Reconnaître leur rôle actif dans les processus d’apprentissage, en promouvant leur prise d’initiative en fonction des possibilités qui caractérisent cette étape du développement. Reconnaître leur droit légitime à participer à la prise des décisions qui les concernent. Les considérer comme des individus qui ont chacun des caractéristiques propres, qui sont en relation avec les autres et qui sont en permanence en train de construire leur identité. Les considérer comme des individus qui font partie d’un contexte donné, qui sont situés dans une culture, une période et un espace particuliers, et qui sont capables de transformer leur environnement et d’évoluer.

On constate donc un degré élevé de cohérence entre les curricula qui accordent un rôle important aux expériences d’apprentissage et l’approche axée sur les droits ; ces deux perspectives placent l’enfant au centre des activités. Si le curriculum se rapporte aux expériences d’apprentissage, les expériences qui semblent être particulièrement pertinentes sont celles qui permettent aux enfants de décider, de participer, de jouer, de construire, d’explorer, de dialoguer, etc. Ces occasions constituent le cœur du processus pédagogique et, par conséquence, du curriculum, réaffirmant le droit des enfants à l’éducation.

Quelques réflexions autour de la qualité des curricula relatifs à la petite enfance Pour entamer une réflexion au sujet de la qualité des curricula, deux notions qui s’opposent seront utilisées comme sources d’analyse.

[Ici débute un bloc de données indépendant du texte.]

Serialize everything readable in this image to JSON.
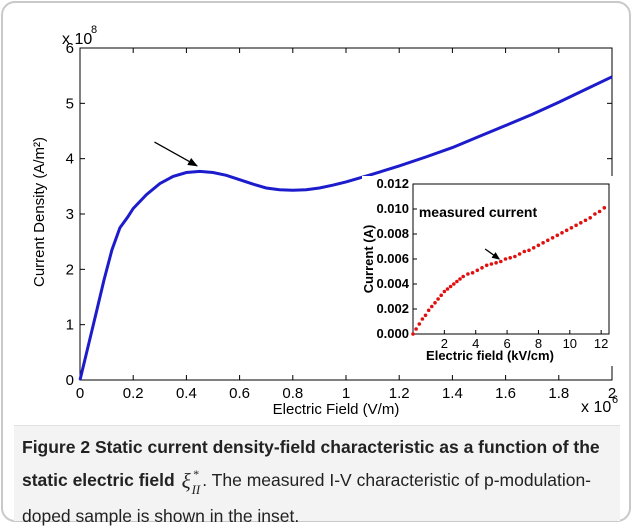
{
  "chart_data": [
    {
      "type": "line",
      "title": "",
      "xlabel": "Electric Field (V/m)",
      "ylabel": "Current Density (A/m²)",
      "x_multiplier_label": "x 10",
      "x_multiplier_exp": "6",
      "y_multiplier_label": "x 10",
      "y_multiplier_exp": "8",
      "xlim": [
        0,
        2.0
      ],
      "ylim": [
        0,
        6
      ],
      "x_ticks": [
        "0",
        "0.2",
        "0.4",
        "0.6",
        "0.8",
        "1",
        "1.2",
        "1.4",
        "1.6",
        "1.8",
        "2"
      ],
      "y_ticks": [
        "0",
        "1",
        "2",
        "3",
        "4",
        "5",
        "6"
      ],
      "line_color": "#1c1ccc",
      "series": [
        {
          "x": [
            0,
            0.03,
            0.06,
            0.09,
            0.12,
            0.15,
            0.18,
            0.2,
            0.25,
            0.3,
            0.35,
            0.4,
            0.45,
            0.5,
            0.55,
            0.6,
            0.65,
            0.7,
            0.75,
            0.8,
            0.85,
            0.9,
            0.95,
            1.0,
            1.1,
            1.2,
            1.3,
            1.4,
            1.5,
            1.6,
            1.7,
            1.8,
            1.9,
            2.0
          ],
          "y": [
            0,
            0.6,
            1.2,
            1.8,
            2.35,
            2.75,
            2.95,
            3.1,
            3.35,
            3.55,
            3.68,
            3.75,
            3.77,
            3.75,
            3.7,
            3.62,
            3.54,
            3.47,
            3.44,
            3.43,
            3.44,
            3.47,
            3.52,
            3.58,
            3.72,
            3.87,
            4.03,
            4.2,
            4.4,
            4.6,
            4.8,
            5.02,
            5.25,
            5.48
          ]
        }
      ],
      "annotation": {
        "type": "arrow",
        "from": [
          0.28,
          4.3
        ],
        "to": [
          0.44,
          3.87
        ]
      }
    },
    {
      "type": "scatter",
      "title": "measured current",
      "xlabel": "Electric field (kV/cm)",
      "ylabel": "Current (A)",
      "xlim": [
        0,
        12.5
      ],
      "ylim": [
        0,
        0.012
      ],
      "x_ticks": [
        "2",
        "4",
        "6",
        "8",
        "10",
        "12"
      ],
      "y_ticks": [
        "0.000",
        "0.002",
        "0.004",
        "0.006",
        "0.008",
        "0.010",
        "0.012"
      ],
      "marker_color": "#e0100f",
      "series": [
        {
          "x": [
            0.0,
            0.2,
            0.4,
            0.6,
            0.8,
            1.0,
            1.2,
            1.4,
            1.6,
            1.8,
            2.0,
            2.2,
            2.4,
            2.6,
            2.8,
            3.0,
            3.2,
            3.5,
            3.8,
            4.1,
            4.4,
            4.7,
            5.0,
            5.3,
            5.6,
            5.9,
            6.2,
            6.5,
            6.8,
            7.1,
            7.4,
            7.7,
            8.0,
            8.3,
            8.6,
            8.9,
            9.2,
            9.5,
            9.8,
            10.1,
            10.4,
            10.7,
            11.0,
            11.3,
            11.6,
            11.9,
            12.2
          ],
          "y": [
            0.0,
            0.0004,
            0.0008,
            0.0012,
            0.0015,
            0.0019,
            0.0022,
            0.0025,
            0.0028,
            0.0031,
            0.0034,
            0.0036,
            0.0038,
            0.004,
            0.0042,
            0.0044,
            0.0046,
            0.0048,
            0.0049,
            0.0051,
            0.0053,
            0.0055,
            0.0056,
            0.0057,
            0.0058,
            0.006,
            0.0061,
            0.0062,
            0.0064,
            0.0066,
            0.0067,
            0.0069,
            0.0071,
            0.0073,
            0.0075,
            0.0077,
            0.0079,
            0.0081,
            0.0083,
            0.0085,
            0.0087,
            0.0089,
            0.0091,
            0.0093,
            0.0096,
            0.0098,
            0.0101
          ]
        }
      ],
      "annotation": {
        "type": "arrow",
        "from": [
          4.6,
          0.0068
        ],
        "to": [
          5.5,
          0.006
        ]
      }
    }
  ],
  "caption": {
    "label": "Figure 2",
    "title_text": "Static current density-field characteristic as a function of the static electric field",
    "symbol": "ξ",
    "symbol_sup": "*",
    "symbol_sub": "II",
    "body_text": ". The measured I-V characteristic of p-modulation-doped sample is shown in the inset."
  }
}
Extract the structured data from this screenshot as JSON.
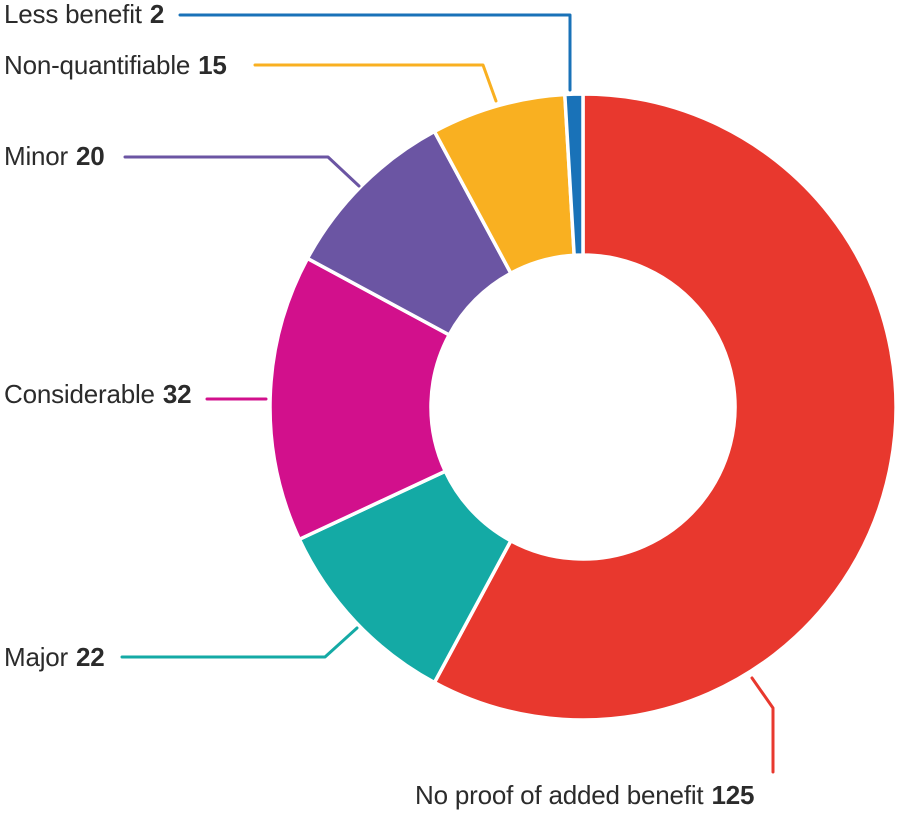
{
  "chart_data": {
    "type": "pie",
    "subtype": "donut",
    "title": "",
    "legend_position": "callout-labels",
    "direction": "clockwise-from-top, drawn in reverse of listed order",
    "segments": [
      {
        "label": "Less benefit",
        "value": 2,
        "color": "#1972b8"
      },
      {
        "label": "Non-quantifiable",
        "value": 15,
        "color": "#f9b021"
      },
      {
        "label": "Minor",
        "value": 20,
        "color": "#6b55a3"
      },
      {
        "label": "Considerable",
        "value": 32,
        "color": "#d2108c"
      },
      {
        "label": "Major",
        "value": 22,
        "color": "#14aaa5"
      },
      {
        "label": "No proof of added benefit",
        "value": 125,
        "color": "#e8382e"
      }
    ]
  }
}
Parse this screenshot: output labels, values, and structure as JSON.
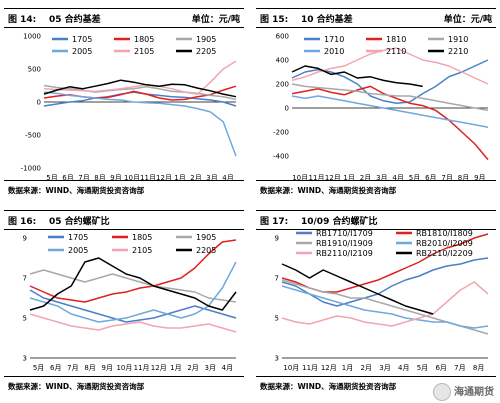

La qualité sera abordée d’une part du point de vue de la simplicité et d’autre part du point de vue de la complexité. Ces deux visions se réfèrent à des paradigmes distincts, qui sont actuellement développés dans différents contextes au niveau mondial. S’il est certain que le paradigme de la simplicité jouit d’une sorte d’hégémonie à l’heure d’aborder la qualité de l’éducation de la petite enfance, le paradigme complexe ou postmoderne s’est imposé dans des pays caractérisés par des résultats éducatifs élevés (Dahlberg et al., 2005).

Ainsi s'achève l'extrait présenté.